When faced with almost certain death Spike refuses Buffy’s plea to come with her, rather her sends her out to the world and commands her to take her place in it. He gives up his life so that she, and the rest of the world, might live. Earlier in the season we have seen Buffy refuse to allow Spike to quit, despite his demand that she kill him for everyone’s own safety. She doesn’t let him take the easy way out just as Spike will never let Buffy quit her job as the slayer. He knows that Buffy has a job to do and doesn’t ever separate the girl from the job or try, as others have done, to separate the two for his own purposes. They are a package deal and he understands that. Spike knows Buffy intimately and intellectually, her good, bad, ugly, pretty, dark and light – just as she knows the same of him.
Complete friendship requires virtue: virtue is found in strength of character, strength of character is found in will power. Buffy and Spike have both demonstrated personal willpower on many occasions, the difference comes to their relationship when they master the will power to resist the purely sexual urges that they had previously allowed to drive it. Again, I reiterate, it is not that Spuffy sex is bad and should never happen again. The value of their season seven relationship is that it is a time of revaluation, renewal; it is when they really get to know and value each other with the assistance of all the data gathered during their history together. The result is an intense, trusting friendship that encompasses honesty, affection, loyalty and love – complete friendship. On a very basic level, he satisfies her need for the ‘bad boy’ while she gratifies his long-held attraction to slayers in general. Each fulfils for the other the need for an element of danger without the relationship being fetishistic or inappropriate.

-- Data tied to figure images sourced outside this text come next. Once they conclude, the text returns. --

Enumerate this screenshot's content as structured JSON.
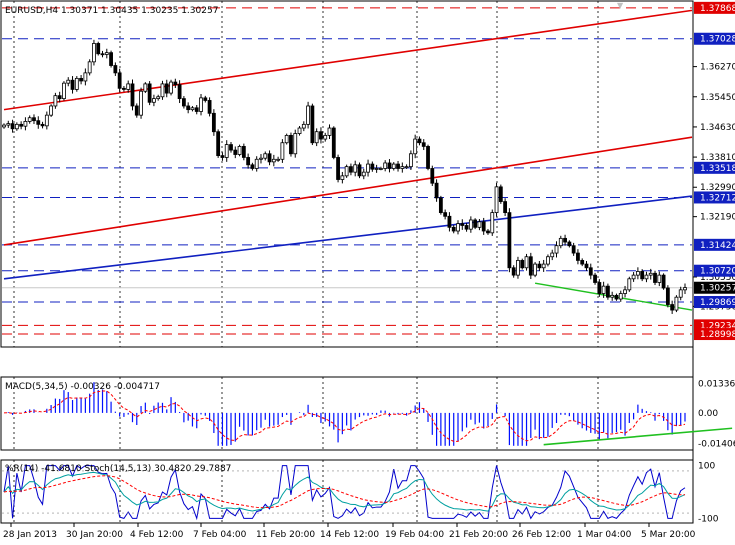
{
  "header": {
    "main": "EURUSD,H4  1.30371 1.30435 1.30235 1.30257",
    "macd": "MACD(5,34,5) -0.00326 -0.004717",
    "osc": "%R(14) -41.6810  Stoch(14,5,13) 30.4820 29.7887"
  },
  "colors": {
    "bull": "#000000",
    "bear": "#000000",
    "red_line": "#e00000",
    "blue_line": "#1020c0",
    "green_line": "#20c020",
    "macd_hist": "#0010ff",
    "macd_signal": "#ff0000",
    "wpr": "#0000cc",
    "stoch_main": "#00a0a0",
    "stoch_signal": "#ff0000",
    "price_bg": "#000000",
    "price_fg": "#ffffff"
  },
  "chart_data": {
    "type": "candlestick",
    "symbol": "EURUSD",
    "timeframe": "H4",
    "ylim": [
      1.287,
      1.38
    ],
    "current_price": "1.30257",
    "price_ticks": [
      "1.36270",
      "1.35450",
      "1.34630",
      "1.33810",
      "1.32990",
      "1.32190",
      "1.30550",
      "1.29750"
    ],
    "level_labels": [
      {
        "label": "1.37868",
        "value": 1.37868,
        "style": "red"
      },
      {
        "label": "1.37028",
        "value": 1.37028,
        "style": "blue"
      },
      {
        "label": "1.33518",
        "value": 1.33518,
        "style": "blue"
      },
      {
        "label": "1.32712",
        "value": 1.32712,
        "style": "blue"
      },
      {
        "label": "1.31424",
        "value": 1.31424,
        "style": "blue"
      },
      {
        "label": "1.30720",
        "value": 1.3072,
        "style": "blue"
      },
      {
        "label": "1.29869",
        "value": 1.29869,
        "style": "blue"
      },
      {
        "label": "1.29234",
        "value": 1.29234,
        "style": "red"
      },
      {
        "label": "1.28998",
        "value": 1.28998,
        "style": "red"
      }
    ],
    "date_labels": [
      "28 Jan 2013",
      "30 Jan 20:00",
      "4 Feb 12:00",
      "7 Feb 04:00",
      "11 Feb 20:00",
      "14 Feb 12:00",
      "19 Feb 04:00",
      "21 Feb 20:00",
      "26 Feb 12:00",
      "1 Mar 04:00",
      "5 Mar 20:00"
    ],
    "closes": [
      1.3468,
      1.3472,
      1.3458,
      1.347,
      1.3465,
      1.3478,
      1.3488,
      1.348,
      1.347,
      1.3466,
      1.3495,
      1.352,
      1.3548,
      1.354,
      1.3582,
      1.359,
      1.3565,
      1.3595,
      1.3588,
      1.361,
      1.364,
      1.369,
      1.3662,
      1.366,
      1.3665,
      1.363,
      1.361,
      1.3568,
      1.3565,
      1.358,
      1.352,
      1.3495,
      1.356,
      1.358,
      1.353,
      1.354,
      1.3545,
      1.358,
      1.3555,
      1.3585,
      1.3578,
      1.354,
      1.352,
      1.351,
      1.3515,
      1.3505,
      1.3542,
      1.3535,
      1.35,
      1.345,
      1.3385,
      1.338,
      1.3415,
      1.34,
      1.3388,
      1.341,
      1.338,
      1.336,
      1.335,
      1.3375,
      1.3378,
      1.339,
      1.3368,
      1.3375,
      1.3375,
      1.342,
      1.344,
      1.339,
      1.3445,
      1.346,
      1.347,
      1.352,
      1.342,
      1.345,
      1.343,
      1.344,
      1.346,
      1.338,
      1.332,
      1.333,
      1.3355,
      1.334,
      1.336,
      1.333,
      1.334,
      1.3362,
      1.3348,
      1.335,
      1.335,
      1.3365,
      1.335,
      1.3362,
      1.335,
      1.3355,
      1.3355,
      1.339,
      1.343,
      1.342,
      1.341,
      1.335,
      1.331,
      1.327,
      1.323,
      1.322,
      1.319,
      1.318,
      1.32,
      1.3195,
      1.3185,
      1.321,
      1.319,
      1.3205,
      1.318,
      1.3175,
      1.323,
      1.33,
      1.326,
      1.323,
      1.308,
      1.306,
      1.31,
      1.308,
      1.311,
      1.306,
      1.309,
      1.308,
      1.309,
      1.311,
      1.312,
      1.314,
      1.316,
      1.315,
      1.314,
      1.312,
      1.31,
      1.309,
      1.308,
      1.306,
      1.304,
      1.301,
      1.303,
      1.3,
      1.3005,
      1.2995,
      1.301,
      1.302,
      1.305,
      1.306,
      1.307,
      1.305,
      1.306,
      1.3065,
      1.304,
      1.306,
      1.3025,
      1.298,
      1.2965,
      1.3,
      1.302,
      1.3026
    ],
    "trend_lines": [
      {
        "color": "red",
        "from": [
          0,
          1.351
        ],
        "to": [
          170,
          1.378
        ]
      },
      {
        "color": "red",
        "from": [
          0,
          1.3142
        ],
        "to": [
          170,
          1.3435
        ]
      },
      {
        "color": "blue",
        "from": [
          0,
          1.305
        ],
        "to": [
          170,
          1.3275
        ]
      },
      {
        "color": "green",
        "from": [
          124,
          1.3038
        ],
        "to": [
          162,
          1.2965
        ]
      }
    ],
    "macd": {
      "ylim": [
        -0.016,
        0.015
      ],
      "ticks": [
        "0.01336",
        "0.00",
        "-0.01406"
      ],
      "support_line": {
        "from": [
          126,
          -0.0145
        ],
        "to": [
          170,
          -0.007
        ]
      }
    },
    "oscillator": {
      "ylim": [
        -110,
        110
      ],
      "ticks": [
        "100",
        "-100"
      ]
    }
  }
}
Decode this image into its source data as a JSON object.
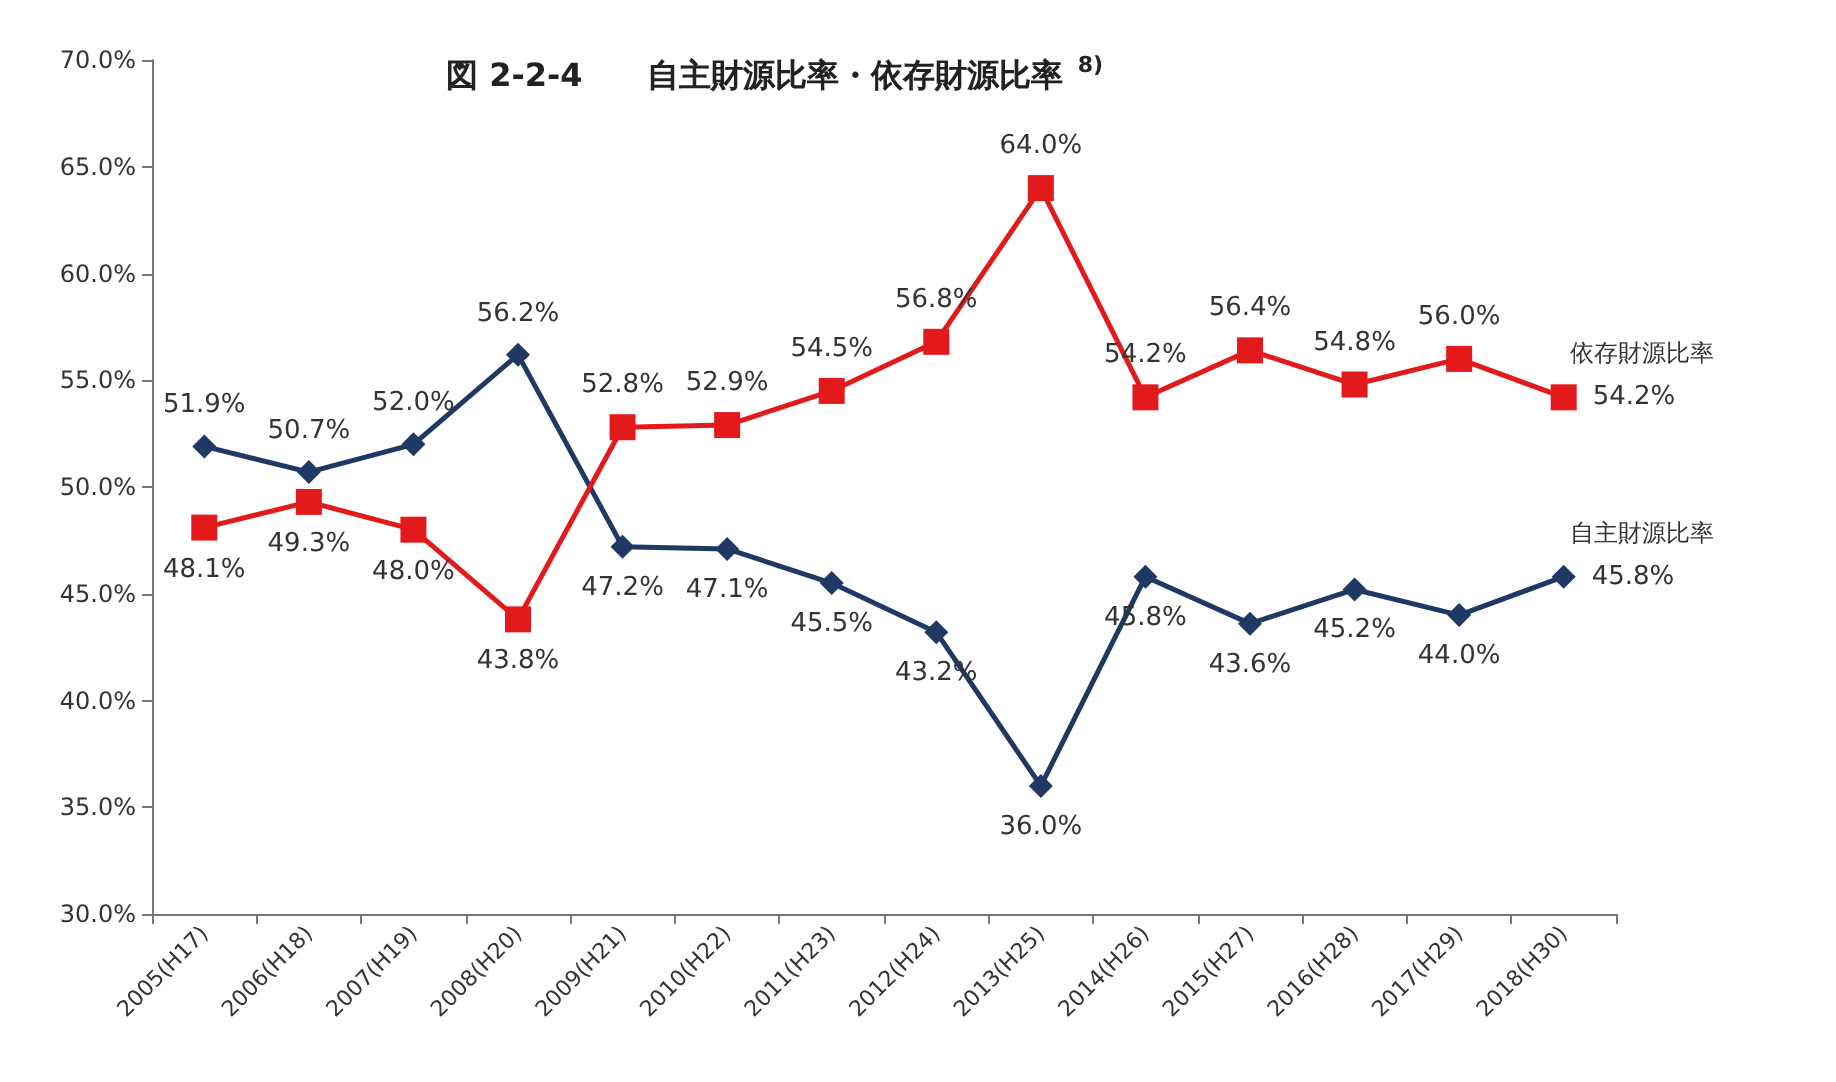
{
  "chart_data": {
    "type": "line",
    "title": "図 2-2-4　　自主財源比率・依存財源比率 $^{8)}$",
    "categories": [
      "2005(H17)",
      "2006(H18)",
      "2007(H19)",
      "2008(H20)",
      "2009(H21)",
      "2010(H22)",
      "2011(H23)",
      "2012(H24)",
      "2013(H25)",
      "2014(H26)",
      "2015(H27)",
      "2016(H28)",
      "2017(H29)",
      "2018(H30)"
    ],
    "series": [
      {
        "name": "自主財源比率",
        "color": "#1f3864",
        "marker": "diamond",
        "values": [
          51.9,
          50.7,
          52.0,
          56.2,
          47.2,
          47.1,
          45.5,
          43.2,
          36.0,
          45.8,
          43.6,
          45.2,
          44.0,
          45.8
        ],
        "value_labels": [
          "51.9%",
          "50.7%",
          "52.0%",
          "56.2%",
          "47.2%",
          "47.1%",
          "45.5%",
          "43.2%",
          "36.0%",
          "45.8%",
          "43.6%",
          "45.2%",
          "44.0%",
          "45.8%"
        ]
      },
      {
        "name": "依存財源比率",
        "color": "#e31a1c",
        "marker": "square",
        "values": [
          48.1,
          49.3,
          48.0,
          43.8,
          52.8,
          52.9,
          54.5,
          56.8,
          64.0,
          54.2,
          56.4,
          54.8,
          56.0,
          54.2
        ],
        "value_labels": [
          "48.1%",
          "49.3%",
          "48.0%",
          "43.8%",
          "52.8%",
          "52.9%",
          "54.5%",
          "56.8%",
          "64.0%",
          "54.2%",
          "56.4%",
          "54.8%",
          "56.0%",
          "54.2%"
        ]
      }
    ],
    "ylim": [
      30,
      70
    ],
    "yticks": [
      {
        "value": 30,
        "label": "30.0%"
      },
      {
        "value": 35,
        "label": "35.0%"
      },
      {
        "value": 40,
        "label": "40.0%"
      },
      {
        "value": 45,
        "label": "45.0%"
      },
      {
        "value": 50,
        "label": "50.0%"
      },
      {
        "value": 55,
        "label": "55.0%"
      },
      {
        "value": 60,
        "label": "60.0%"
      },
      {
        "value": 65,
        "label": "65.0%"
      },
      {
        "value": 70,
        "label": "70.0%"
      }
    ],
    "grid": false,
    "legend": false,
    "line_style": "solid"
  }
}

Buffy and Spike are complete friends in a true sense. They value each other for their own sake; they trust each other, know each other, accept the good, bad and the ugly about each other and still share a bond that is as close, if not closer than any in the Buffyverse (perhaps only rivalled by Angel and Cordelia). This relationship stands as Buffy’s best chance for a satisfying, equal relationship that includes both complete friendship and erotic love. Buffy and Spike are physically compatible, are attracted to one another, have satisfying sex and have an intellectually intimate connection.

One can only hope that some day, in some circumstance Buffy and Spike can be reunited to allow their love to continue on the road that they’d venture so far down (because, great muppity Odin, she misses that sex!)

The End.

1 comment:

Anonymous said...

Excellent, well written, soccinct, a pleasure to read, and I agree with you completely. The only thing that I would add is Buffy's growing loyalty (which only slipped one time upon the return of Giles at the end of Season 6 when they share a laugh about her "sleeping with Spike." Given the developments of Season 7, that scene is both disloyal on Buffy's part and not indicative of Giles' true, much more sinister feelings about the relationship.